Baffler no. 38 presents an eclectic array of musings on the cults, sects, and holy orders populating the cybernated badlands and civic swamps of our accursed epoch. From Barbara Ehrenreich on the agonizing postmodern asceticism that is fitness culture, to Ann Neumann on the Mexican folk idol who’s been conscripted into the drug wars, we’re tipping the innumerable, and often unchallenged, sacred cows of the Trump era. Jessica Loudis travels all the way to Georgia to investigate a new wave of Stalin nostalgia, while Bruce Bartlett pines for a Republican Party actually invested in economics. And Eugene McCarraher scrutinizes the deranged doctrines of Ayn Rand, chief theologian of the neoliberal church of capital.

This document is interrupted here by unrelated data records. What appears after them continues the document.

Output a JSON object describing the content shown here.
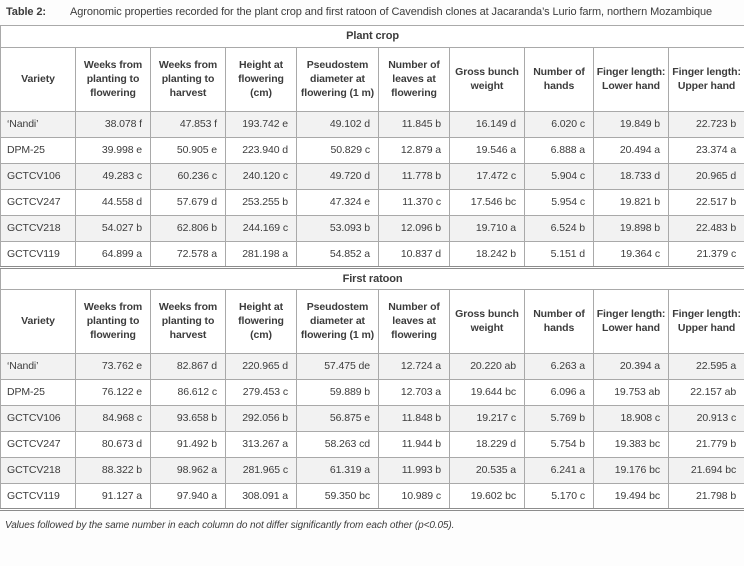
{
  "title": {
    "label": "Table 2:",
    "caption": "Agronomic properties recorded for the plant crop and first ratoon of Cavendish clones at Jacaranda’s Lurio farm, northern Mozambique"
  },
  "table": {
    "columns": [
      "Variety",
      "Weeks from planting to flowering",
      "Weeks from planting to harvest",
      "Height at flowering (cm)",
      "Pseudostem diameter at flowering (1 m)",
      "Number of leaves at flowering",
      "Gross bunch weight",
      "Number of hands",
      "Finger length: Lower hand",
      "Finger length: Upper hand"
    ],
    "sections": [
      {
        "name": "Plant crop",
        "rows": [
          {
            "variety": "‘Nandi’",
            "values": [
              "38.078 f",
              "47.853 f",
              "193.742 e",
              "49.102 d",
              "11.845 b",
              "16.149 d",
              "6.020 c",
              "19.849 b",
              "22.723 b"
            ]
          },
          {
            "variety": "DPM-25",
            "values": [
              "39.998 e",
              "50.905 e",
              "223.940 d",
              "50.829 c",
              "12.879 a",
              "19.546 a",
              "6.888 a",
              "20.494 a",
              "23.374 a"
            ]
          },
          {
            "variety": "GCTCV106",
            "values": [
              "49.283 c",
              "60.236 c",
              "240.120 c",
              "49.720 d",
              "11.778 b",
              "17.472 c",
              "5.904 c",
              "18.733 d",
              "20.965 d"
            ]
          },
          {
            "variety": "GCTCV247",
            "values": [
              "44.558 d",
              "57.679 d",
              "253.255 b",
              "47.324 e",
              "11.370 c",
              "17.546 bc",
              "5.954 c",
              "19.821 b",
              "22.517 b"
            ]
          },
          {
            "variety": "GCTCV218",
            "values": [
              "54.027 b",
              "62.806 b",
              "244.169 c",
              "53.093 b",
              "12.096 b",
              "19.710 a",
              "6.524 b",
              "19.898 b",
              "22.483 b"
            ]
          },
          {
            "variety": "GCTCV119",
            "values": [
              "64.899 a",
              "72.578 a",
              "281.198 a",
              "54.852 a",
              "10.837 d",
              "18.242 b",
              "5.151 d",
              "19.364 c",
              "21.379 c"
            ]
          }
        ]
      },
      {
        "name": "First ratoon",
        "rows": [
          {
            "variety": "‘Nandi’",
            "values": [
              "73.762 e",
              "82.867 d",
              "220.965 d",
              "57.475 de",
              "12.724 a",
              "20.220 ab",
              "6.263 a",
              "20.394 a",
              "22.595 a"
            ]
          },
          {
            "variety": "DPM-25",
            "values": [
              "76.122 e",
              "86.612 c",
              "279.453 c",
              "59.889 b",
              "12.703 a",
              "19.644 bc",
              "6.096 a",
              "19.753 ab",
              "22.157 ab"
            ]
          },
          {
            "variety": "GCTCV106",
            "values": [
              "84.968 c",
              "93.658 b",
              "292.056 b",
              "56.875 e",
              "11.848 b",
              "19.217 c",
              "5.769 b",
              "18.908 c",
              "20.913 c"
            ]
          },
          {
            "variety": "GCTCV247",
            "values": [
              "80.673 d",
              "91.492 b",
              "313.267 a",
              "58.263 cd",
              "11.944 b",
              "18.229 d",
              "5.754 b",
              "19.383 bc",
              "21.779 b"
            ]
          },
          {
            "variety": "GCTCV218",
            "values": [
              "88.322 b",
              "98.962 a",
              "281.965 c",
              "61.319 a",
              "11.993 b",
              "20.535 a",
              "6.241 a",
              "19.176 bc",
              "21.694 bc"
            ]
          },
          {
            "variety": "GCTCV119",
            "values": [
              "91.127 a",
              "97.940 a",
              "308.091 a",
              "59.350 bc",
              "10.989 c",
              "19.602 bc",
              "5.170 c",
              "19.494 bc",
              "21.798 b"
            ]
          }
        ]
      }
    ]
  },
  "footnote": "Values followed by the same number in each column do not differ significantly from each other (p<0.05)."
}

Lest we forget the shibboleths of tech: there’s Corey Pein’s exploration of the impending call-system apocalypse, David Golumbia’s salvo on the overeager proponents of Bitcoin and other cryptocurrencies, and Aaron Timms’s deep dive down the capital-flush halls of the predictive data industry. Even the world of entertainment—where yesterday’s cult film fandoms united loners and weirdos in the pursuit of truly subversive art—is now the hallowed ground of streaming-service movie buffs and chino-clad yuppies seeking obscure films without the IRL community they once offered, according to Judy Berman. It’s enough to make even the most stalwart among us don our tin foil hats and settle in for whatever apocalyptic vision is on offer.